Literatur zur Therapie
1. Kohn DB, Booth C, Shaw KL, et al: Autologous ex vivo lentiviral gene therapy for adenosine deaminase deficiency. N Engl J Med 384(21):2002–2013, 2021. doi:10.1056/NEJMoa2027675
2. Cowan MJ, Yu J, Facchino J, et al: Lentiviral gene therapy for Artemis-deficient SCID. N Engl J Med 387(25):2344–2355, 2022. doi:10.1056/NEJMoa2206575
Wichtige Punkte
Eine schwere kombinierte Immunschwäche (SCID) wird vermutet, wenn Säuglinge rezidivierende Infektionen, die Transplantat-gegen-Wirt-Erkrankung oder eine exfoliative Dermatitis haben.

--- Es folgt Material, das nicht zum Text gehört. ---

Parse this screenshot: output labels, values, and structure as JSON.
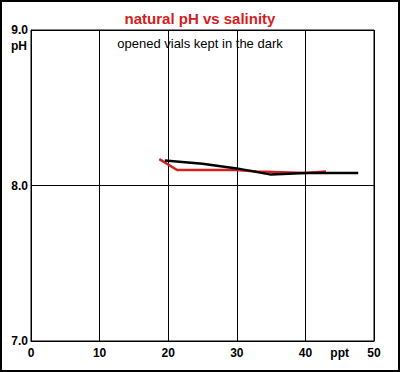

Die Diagnose wird bestätigt, wenn die Patienten Lymphopenie, eine mangelhafte Anzahl von T-Zellen und keine Lymphozyten-proliferative Antwort auf Mitogene haben.
Die Anzahl von T-Zellen, B-Zellen und natürlichen Killerzellen wird zur Identifikation des SCID-Typs gemessen.
Prophylaktische Immunglobuline und antimikrobielle Mittel werden verabreicht.
Eine hämatopoetische Stammzellentransplantation wird früh durchgeführt, sobald sie möglich ist.
Wenn Patienten mit ADA-defizienter SCID keine Knochenmarktransplantation erhalten, werden ein ADA-Ersatz und manchmal eine Gentherapie eingesetzt.